YIT’s Smart Building concept leads the way in smart building technology
The use of smart and innovative building technology is a hot topic. The challenge is to produce genuine added value for property owners and users from the fragmented data accumulated during a building’s design, construction and use.
The Smart Building concept adopted by YIT is a response to this challenge. It is based on a standardised approach to the processing and use of data at every stage of the property life cycle.
Granlund has helped YIT prepare Smart Building design guidelines to enable the effective practical implementation of this groundbreaking concept. The guidelines include technical and functional specifications and operating instructions.
“The design guidelines ensure that, right from the outset, construction projects follow guidelines on how technical systems must be designed and built in order for the building to meet the Smart Building requirements,” says Jukka Karhu, Director, Building Automation and Smart Buildings at Granlund.
The design guidelines cover the full property life cycle from design, supplier selection and construction to use and maintenance. The guidelines enable YIT’s partners to make their respective deliveries in construction projects in accordance with the concept.
“The implementation of the life cycle services produced by YIT and its partners becomes easier when their requirements are taken into account in the building’s design stage,” Karhu points out.
The design guidelines ensure that, right from the outset, construction projects follow guidelines on how technical systems must be designed and built in order for the building to meet the Smart Building requirements.Jukka Karhu, Director Building Automation and Smart Buildings, Granlund
The importance of standardised data
The Smart Building concept aims to improve the comfort, productivity and eco-friendliness of buildings by consolidating the data from all of the building’s technical systems on a single platform.
Granlund’s Business Development Director Ville Reinikainen underscores the importance of standardised data. The Smart Building concept achieves this by means of the global Real Estate CORE standard implemented on the Microsoft Azure Digital Twin platform.
“The design guidelines specify in detail how the various project parties comply with the standard and, for example, encode the technical data in a consistent manner, whether it concerns ventilation equipment, rooms or building automation control systems.”
“This ensures the effective exchange of data during the building life cycle in accordance with the needs of the various parties and services involved,” Reinikainen adds.
Anders Stenbäck, VP, Offering and Services at YIT, is satisfied with the outcome. He recognises that Granlund has understood the customer orientation of the Smart Building concept and successfully brought its wide-ranging expertise to the development effort.
“The Smart Building design guidelines enable us to make tremendous progress with regard to the flow of Building Information Models and open data throughout the value chain and across the property life cycle.

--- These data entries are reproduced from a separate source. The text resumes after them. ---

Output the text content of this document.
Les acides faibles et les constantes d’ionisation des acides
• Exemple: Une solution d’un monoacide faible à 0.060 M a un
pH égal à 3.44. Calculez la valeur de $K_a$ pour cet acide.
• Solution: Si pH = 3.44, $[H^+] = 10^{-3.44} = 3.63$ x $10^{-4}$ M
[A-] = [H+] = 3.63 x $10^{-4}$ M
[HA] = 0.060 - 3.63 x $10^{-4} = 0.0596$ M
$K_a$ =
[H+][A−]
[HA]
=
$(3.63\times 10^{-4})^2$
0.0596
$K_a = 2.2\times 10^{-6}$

We can deliver standardised smart building benefits to each property’s end users and maintenance partners. This saves money and makes things even more customer-oriented,” Stenbäck explains.
Smart offices provide new services
The Smart Building concept will be implemented in YIT’s new business premises projects. The Workery+ office that was recently opened in Helsinki’s Vallila district serves as a pilot project.
At Workery+ Vallila, various sensors collect data not only on energy consumption and the indoor conditions of the property but also people’s movement, the routes they take within the office property and the use of the meeting rooms.
The property management of the smart building is based on the Granlund Manager software, which provides an overall view of the energy efficiency and maintenance of the property.
The users of the premises can use the YIT Workery+ mobile application to reserve workstations and meeting rooms as well as indicate when they are in the building. The reservation data is used, for example, in optimising the building’s ventilation and the number of meals prepared by the building’s restaurant operator.